Please wait... X

Media_Center PDI Perjuangan: Tradisi Ketuhanan Kedepankan Budi Pekerti dan Toleransi Telah Hidup Menjadi Kultur Bangsa

PDI Perjuangan, 17/Nov/2019

PDI Perjuangan: Tradisi Ketuhanan Kedepankan Budi Pekerti dan Toleransi Telah Hidup Menjadi Kultur Bangsa

Prinsip Ketuhanan dan meneladani sifat Tuhan perlu semakin dijiwai.

 

PDI Perjuangan sangat mengkhawatirkan maraknya tindakan intoleran yang merobek kerukunan kehidupan berbangsa. “Aparat keamanan tidak perlu ragu dan wajib kedepankan hukum bagi tindakan sekelompok orang yang memaksakan kehendaknya dan main hakim sendiri terhadap kebebasan menjalankan agama dan kepercayaan setiap warga bangsa,” kata Sekjen DPP PDI Perjuangan, Hasto Kristiyanto, Minggu (17/11/2019).

 

Guna memastikan kehidupan beragama berjalan baik, penuh budi pekerti dan toleransi, seluruh komponen bangsa hendaknya menyadari bahwa kuktur asli bangsa Indonesia menjalankan Ketuhanan dengan meneladani sifat Tuhan, tanpa egoisme agama, dan menyatu dengan tradisi kebudayaan bangsa.

 

“Terlebih konstitusi telah menegaskan Negara berdasar atas Ketuhanan Yang Maha Esa dan Negara menjamin kemerdekaan tiap-tiap penduduk untuk memeluk agamanya masing-masing dan untuk beribadat menurut agama dan kepercayaannya itu. Perintah konstitusi inilah yang menjadi pedoman bagi seluruh warga bangsa,” ujar Hasto.

 

Bagi PDI Perjuangan budi pekerti dan toleransi telah hidup dan menjadi kultur bangsa.
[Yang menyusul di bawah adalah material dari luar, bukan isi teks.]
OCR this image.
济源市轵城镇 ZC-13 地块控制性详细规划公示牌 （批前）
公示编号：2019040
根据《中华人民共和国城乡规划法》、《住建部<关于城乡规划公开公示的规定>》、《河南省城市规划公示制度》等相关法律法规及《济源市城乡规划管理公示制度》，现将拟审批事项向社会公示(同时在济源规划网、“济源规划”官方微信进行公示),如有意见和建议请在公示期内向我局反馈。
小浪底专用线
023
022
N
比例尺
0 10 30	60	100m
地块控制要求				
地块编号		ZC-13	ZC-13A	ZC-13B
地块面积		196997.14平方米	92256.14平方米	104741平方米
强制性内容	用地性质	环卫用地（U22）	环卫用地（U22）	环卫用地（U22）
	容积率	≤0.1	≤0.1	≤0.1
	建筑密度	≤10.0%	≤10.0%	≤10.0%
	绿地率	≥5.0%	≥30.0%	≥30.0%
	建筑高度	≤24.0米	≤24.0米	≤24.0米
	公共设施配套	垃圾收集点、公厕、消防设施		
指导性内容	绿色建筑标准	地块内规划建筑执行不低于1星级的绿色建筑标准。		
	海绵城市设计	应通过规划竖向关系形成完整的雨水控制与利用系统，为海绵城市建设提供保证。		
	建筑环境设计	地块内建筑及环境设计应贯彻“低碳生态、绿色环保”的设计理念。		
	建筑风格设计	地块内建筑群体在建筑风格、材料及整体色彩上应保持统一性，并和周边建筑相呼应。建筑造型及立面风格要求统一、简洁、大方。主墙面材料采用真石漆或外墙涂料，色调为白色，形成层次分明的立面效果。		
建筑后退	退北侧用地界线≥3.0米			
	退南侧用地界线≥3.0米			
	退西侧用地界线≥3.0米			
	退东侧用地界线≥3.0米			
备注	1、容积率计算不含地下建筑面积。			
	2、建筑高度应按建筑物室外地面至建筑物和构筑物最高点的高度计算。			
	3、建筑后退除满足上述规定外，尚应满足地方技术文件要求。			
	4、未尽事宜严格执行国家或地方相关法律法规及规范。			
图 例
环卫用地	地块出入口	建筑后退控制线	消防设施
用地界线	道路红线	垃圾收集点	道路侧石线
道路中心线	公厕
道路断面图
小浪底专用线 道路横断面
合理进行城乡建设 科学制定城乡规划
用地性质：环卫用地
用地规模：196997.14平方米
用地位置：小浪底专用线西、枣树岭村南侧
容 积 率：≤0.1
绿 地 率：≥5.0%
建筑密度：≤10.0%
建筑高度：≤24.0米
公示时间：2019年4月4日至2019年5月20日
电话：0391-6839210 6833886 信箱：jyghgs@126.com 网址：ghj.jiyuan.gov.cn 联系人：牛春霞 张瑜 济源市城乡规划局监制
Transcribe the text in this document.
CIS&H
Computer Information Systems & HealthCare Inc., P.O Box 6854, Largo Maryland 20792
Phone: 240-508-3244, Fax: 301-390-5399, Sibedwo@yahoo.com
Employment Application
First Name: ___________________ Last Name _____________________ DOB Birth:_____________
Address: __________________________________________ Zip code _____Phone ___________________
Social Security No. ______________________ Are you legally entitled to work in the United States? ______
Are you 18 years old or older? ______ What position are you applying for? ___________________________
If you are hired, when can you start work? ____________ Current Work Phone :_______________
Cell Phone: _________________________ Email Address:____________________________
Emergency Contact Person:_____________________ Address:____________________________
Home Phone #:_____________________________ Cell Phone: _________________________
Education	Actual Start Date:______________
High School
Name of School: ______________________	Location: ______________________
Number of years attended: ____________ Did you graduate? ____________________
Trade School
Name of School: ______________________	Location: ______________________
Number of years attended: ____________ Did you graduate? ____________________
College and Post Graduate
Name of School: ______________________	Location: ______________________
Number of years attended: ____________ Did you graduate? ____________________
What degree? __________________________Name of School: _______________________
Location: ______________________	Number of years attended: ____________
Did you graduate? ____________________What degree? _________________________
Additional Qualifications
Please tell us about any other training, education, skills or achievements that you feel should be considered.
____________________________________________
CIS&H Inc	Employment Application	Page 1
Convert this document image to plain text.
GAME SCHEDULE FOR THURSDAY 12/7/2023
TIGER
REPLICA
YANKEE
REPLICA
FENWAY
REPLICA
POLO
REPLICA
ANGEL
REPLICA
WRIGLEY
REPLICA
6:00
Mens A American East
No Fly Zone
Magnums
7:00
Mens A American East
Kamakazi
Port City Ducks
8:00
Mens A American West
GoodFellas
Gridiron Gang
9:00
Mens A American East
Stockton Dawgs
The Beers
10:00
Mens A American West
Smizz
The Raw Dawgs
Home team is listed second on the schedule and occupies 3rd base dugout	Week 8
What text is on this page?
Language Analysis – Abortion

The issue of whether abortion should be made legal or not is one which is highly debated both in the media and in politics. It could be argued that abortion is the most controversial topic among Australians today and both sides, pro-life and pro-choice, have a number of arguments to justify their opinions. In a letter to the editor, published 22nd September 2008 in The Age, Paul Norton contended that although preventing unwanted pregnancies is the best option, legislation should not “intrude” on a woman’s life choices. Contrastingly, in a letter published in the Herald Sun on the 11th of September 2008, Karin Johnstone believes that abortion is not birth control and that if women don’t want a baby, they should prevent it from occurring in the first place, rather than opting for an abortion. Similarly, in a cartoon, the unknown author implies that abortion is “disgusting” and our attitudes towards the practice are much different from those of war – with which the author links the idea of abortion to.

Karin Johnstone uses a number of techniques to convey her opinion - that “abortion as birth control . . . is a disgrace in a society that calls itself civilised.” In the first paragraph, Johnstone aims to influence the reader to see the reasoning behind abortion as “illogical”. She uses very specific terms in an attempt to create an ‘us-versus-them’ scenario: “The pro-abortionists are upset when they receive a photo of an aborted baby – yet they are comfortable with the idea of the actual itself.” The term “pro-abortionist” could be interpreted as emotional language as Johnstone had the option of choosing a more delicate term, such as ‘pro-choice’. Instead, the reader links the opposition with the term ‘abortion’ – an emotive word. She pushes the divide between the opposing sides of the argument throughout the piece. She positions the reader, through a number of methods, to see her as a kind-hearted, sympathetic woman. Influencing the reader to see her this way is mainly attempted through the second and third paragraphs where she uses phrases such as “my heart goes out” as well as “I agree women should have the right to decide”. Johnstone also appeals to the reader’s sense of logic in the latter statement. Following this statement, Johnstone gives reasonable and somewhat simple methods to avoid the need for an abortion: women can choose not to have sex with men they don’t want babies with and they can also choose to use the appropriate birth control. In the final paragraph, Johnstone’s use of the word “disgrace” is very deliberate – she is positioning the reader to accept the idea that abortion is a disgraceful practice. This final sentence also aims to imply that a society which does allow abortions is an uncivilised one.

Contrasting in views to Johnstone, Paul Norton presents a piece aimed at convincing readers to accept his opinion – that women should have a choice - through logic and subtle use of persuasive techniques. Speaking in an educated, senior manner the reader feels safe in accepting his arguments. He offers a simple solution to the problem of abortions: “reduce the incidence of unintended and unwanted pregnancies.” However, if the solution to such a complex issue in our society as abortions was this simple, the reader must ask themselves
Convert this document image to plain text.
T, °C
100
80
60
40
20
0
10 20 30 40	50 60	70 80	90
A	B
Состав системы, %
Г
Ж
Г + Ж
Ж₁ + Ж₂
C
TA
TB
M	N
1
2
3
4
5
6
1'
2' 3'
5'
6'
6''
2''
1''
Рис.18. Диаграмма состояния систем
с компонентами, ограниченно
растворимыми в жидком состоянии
Semua diwarnai oleh tradisi kehidupan agama dan kepercayaan pada Tuhan yang mengedepankan kerukunan, tepo sliro (tenggang rasa), dan hormat menghormati perbedaan sehingga rakyat bisa hidup berdampingan secara damai. Berketuhanan tanpa nilai kemanusiaaan, dan tanpa keadaban publik sama saja melupakan esensi dasar agama untuk kebaikan umat manusia dalam relasi dengan Sang Pencipta, seluruh isi alam raya dan dengan sesama manusia.

 

“Mari kedepankan budi pekerti, keadaban publik, dan menjiwai prinsip Ketuhanan dengan sepenuh hati,” ucap Hasto.